The Systemic Problem
The central insight is this: vibe coding works too well. The tools are good enough to produce code that compiles, passes tests, looks correct. The problem isn't that the code doesn't work — it's that it works almost perfectly, with flaws invisible to the naked eye.
That's exactly why Karpathy pivoted to agentic engineering. Not because vibe coding is bad — because it's dangerous when applied without structure.
And Georgia Tech's 56 CVEs are just the visible part. The estimated 400 to 700 are in production codebases, deployed, used by real users. Security debt is accumulating at a speed the industry has never seen.
In summary:
- Andrej Karpathy buries his own concept of vibe coding (January 2025) in favor of agentic engineering (February 2026) — the developer shifts from "accept without reading" to "orchestrate and supervise"

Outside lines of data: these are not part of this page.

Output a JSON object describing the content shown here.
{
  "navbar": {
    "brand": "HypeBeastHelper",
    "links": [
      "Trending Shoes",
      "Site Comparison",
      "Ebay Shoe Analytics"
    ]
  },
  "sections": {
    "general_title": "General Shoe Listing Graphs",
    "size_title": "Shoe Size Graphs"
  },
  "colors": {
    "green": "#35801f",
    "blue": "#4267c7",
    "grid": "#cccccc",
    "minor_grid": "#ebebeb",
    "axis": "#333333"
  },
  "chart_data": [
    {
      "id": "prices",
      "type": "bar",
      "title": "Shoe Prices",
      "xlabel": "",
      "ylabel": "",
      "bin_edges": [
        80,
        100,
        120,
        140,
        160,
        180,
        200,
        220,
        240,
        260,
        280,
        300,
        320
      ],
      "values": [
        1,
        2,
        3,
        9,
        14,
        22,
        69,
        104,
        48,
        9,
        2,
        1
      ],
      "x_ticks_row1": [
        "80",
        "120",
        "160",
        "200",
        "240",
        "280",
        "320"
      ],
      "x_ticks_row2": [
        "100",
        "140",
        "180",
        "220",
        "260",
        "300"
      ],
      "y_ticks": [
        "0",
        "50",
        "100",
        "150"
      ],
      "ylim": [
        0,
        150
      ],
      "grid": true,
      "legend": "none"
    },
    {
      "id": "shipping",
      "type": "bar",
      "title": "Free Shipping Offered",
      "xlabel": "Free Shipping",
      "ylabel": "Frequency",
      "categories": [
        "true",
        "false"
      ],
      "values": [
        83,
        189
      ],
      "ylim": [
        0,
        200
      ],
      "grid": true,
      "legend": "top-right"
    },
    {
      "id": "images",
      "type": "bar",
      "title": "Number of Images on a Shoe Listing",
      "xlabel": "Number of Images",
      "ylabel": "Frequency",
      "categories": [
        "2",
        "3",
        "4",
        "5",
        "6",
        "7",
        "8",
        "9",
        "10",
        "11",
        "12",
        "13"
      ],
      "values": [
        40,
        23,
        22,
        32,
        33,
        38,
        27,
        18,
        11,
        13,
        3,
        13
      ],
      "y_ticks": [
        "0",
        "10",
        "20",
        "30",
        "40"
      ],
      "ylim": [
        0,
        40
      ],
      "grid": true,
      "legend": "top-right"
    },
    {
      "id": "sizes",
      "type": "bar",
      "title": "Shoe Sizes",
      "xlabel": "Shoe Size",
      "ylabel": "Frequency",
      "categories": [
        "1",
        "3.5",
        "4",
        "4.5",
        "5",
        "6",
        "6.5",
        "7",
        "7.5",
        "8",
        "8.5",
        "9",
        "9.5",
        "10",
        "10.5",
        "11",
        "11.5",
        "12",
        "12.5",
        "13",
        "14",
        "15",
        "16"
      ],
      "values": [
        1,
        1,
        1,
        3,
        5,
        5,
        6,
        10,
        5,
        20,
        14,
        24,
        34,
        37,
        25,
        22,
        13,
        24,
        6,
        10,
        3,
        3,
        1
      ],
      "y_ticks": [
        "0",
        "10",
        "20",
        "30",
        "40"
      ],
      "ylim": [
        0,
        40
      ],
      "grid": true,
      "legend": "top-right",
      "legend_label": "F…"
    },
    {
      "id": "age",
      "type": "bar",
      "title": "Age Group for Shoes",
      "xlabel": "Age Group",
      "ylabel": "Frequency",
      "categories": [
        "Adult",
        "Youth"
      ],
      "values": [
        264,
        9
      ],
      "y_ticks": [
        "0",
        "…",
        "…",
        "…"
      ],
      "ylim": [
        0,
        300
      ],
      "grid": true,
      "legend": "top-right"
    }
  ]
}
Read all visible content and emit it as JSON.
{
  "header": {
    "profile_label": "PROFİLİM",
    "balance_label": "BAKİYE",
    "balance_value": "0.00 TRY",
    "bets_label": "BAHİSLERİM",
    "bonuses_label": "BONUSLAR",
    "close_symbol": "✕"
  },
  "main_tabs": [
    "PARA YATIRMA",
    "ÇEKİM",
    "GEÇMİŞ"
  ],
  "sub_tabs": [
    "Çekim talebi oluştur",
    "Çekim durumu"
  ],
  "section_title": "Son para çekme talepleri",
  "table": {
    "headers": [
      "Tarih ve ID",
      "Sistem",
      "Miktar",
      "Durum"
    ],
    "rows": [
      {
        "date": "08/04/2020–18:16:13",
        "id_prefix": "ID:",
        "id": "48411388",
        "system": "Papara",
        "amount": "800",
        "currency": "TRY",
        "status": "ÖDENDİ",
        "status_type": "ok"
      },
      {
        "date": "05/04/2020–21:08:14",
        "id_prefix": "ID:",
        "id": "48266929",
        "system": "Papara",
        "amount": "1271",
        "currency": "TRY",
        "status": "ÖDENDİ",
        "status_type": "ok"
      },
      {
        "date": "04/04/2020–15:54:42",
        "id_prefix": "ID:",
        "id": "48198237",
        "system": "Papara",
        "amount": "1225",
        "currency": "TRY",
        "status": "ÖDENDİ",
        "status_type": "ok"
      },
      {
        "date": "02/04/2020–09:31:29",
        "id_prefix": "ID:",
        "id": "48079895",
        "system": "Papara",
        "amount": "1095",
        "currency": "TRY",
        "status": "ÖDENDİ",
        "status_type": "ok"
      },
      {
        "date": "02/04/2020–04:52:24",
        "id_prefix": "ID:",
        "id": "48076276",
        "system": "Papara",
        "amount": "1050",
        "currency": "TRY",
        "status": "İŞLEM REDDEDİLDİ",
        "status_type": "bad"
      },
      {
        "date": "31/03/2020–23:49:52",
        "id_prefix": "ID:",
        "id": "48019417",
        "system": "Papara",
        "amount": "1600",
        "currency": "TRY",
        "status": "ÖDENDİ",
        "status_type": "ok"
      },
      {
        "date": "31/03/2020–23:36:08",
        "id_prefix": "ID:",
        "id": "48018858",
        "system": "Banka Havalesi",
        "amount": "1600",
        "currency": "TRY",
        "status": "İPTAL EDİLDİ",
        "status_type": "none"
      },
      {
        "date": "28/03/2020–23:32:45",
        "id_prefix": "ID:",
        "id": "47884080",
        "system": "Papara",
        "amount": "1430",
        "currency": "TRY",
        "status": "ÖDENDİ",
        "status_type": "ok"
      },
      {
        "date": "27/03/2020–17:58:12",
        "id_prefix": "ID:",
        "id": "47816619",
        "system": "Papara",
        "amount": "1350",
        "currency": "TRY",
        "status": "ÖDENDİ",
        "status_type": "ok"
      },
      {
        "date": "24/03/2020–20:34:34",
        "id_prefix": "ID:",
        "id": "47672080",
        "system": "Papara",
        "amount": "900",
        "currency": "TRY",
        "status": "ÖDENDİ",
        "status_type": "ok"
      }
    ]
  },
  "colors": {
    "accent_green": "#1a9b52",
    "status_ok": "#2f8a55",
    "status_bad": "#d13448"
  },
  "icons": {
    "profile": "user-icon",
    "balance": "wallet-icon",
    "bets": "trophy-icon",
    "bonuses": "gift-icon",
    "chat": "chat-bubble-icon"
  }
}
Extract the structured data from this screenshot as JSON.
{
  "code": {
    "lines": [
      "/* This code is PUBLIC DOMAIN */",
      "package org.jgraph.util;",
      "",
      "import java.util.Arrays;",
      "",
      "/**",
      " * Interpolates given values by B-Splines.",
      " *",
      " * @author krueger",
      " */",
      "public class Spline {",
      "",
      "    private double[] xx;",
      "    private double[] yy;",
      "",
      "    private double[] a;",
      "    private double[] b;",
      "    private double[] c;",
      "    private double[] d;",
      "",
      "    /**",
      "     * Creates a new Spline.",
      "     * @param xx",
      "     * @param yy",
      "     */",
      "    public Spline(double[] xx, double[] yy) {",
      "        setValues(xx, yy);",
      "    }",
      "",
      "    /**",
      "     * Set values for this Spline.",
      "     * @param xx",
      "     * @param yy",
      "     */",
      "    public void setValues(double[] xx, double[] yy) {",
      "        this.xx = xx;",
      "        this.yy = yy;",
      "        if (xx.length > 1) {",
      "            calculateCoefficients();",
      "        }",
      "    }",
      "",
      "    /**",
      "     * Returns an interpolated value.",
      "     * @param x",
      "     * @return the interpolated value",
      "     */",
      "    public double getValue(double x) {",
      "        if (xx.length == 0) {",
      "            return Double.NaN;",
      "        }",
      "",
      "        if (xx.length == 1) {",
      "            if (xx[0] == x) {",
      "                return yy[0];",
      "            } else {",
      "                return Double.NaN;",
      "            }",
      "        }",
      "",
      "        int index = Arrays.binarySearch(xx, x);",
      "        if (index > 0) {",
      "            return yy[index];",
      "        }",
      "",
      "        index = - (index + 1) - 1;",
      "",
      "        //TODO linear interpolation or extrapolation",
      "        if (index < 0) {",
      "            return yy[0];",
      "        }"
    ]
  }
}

- 92% of US developers have adopted vibe coding — market projected at $8.5 billion
- 45% of AI code contains OWASP Top 10 vulnerabilities — 2.74x more security flaws than human code
- Georgia Tech Vibe Security Radar: 56 CVEs in Q1 2026, including 27 for Claude Code alone — real estimate: 400 to 700 CVEs across the open-source ecosystem
- Acceleration is exponential: 6 CVEs in January, 15 in February, 35 in March — more than all of 2025
Karpathy invented vibe coding because LLMs were getting good enough to write code. He buried it because they got good enough to write dangerous code. The shift from vibe coding to agentic engineering isn't a marketing rebrand — it's the recognition that 45% vulnerability rates and 56 CVEs in one quarter demand structured human oversight, not blind acceptance. AI codes faster than humans. It also introduces flaws faster than humans can detect them. The question is no longer "should we use AI to code?" — it's "how do we supervise what's already everywhere?"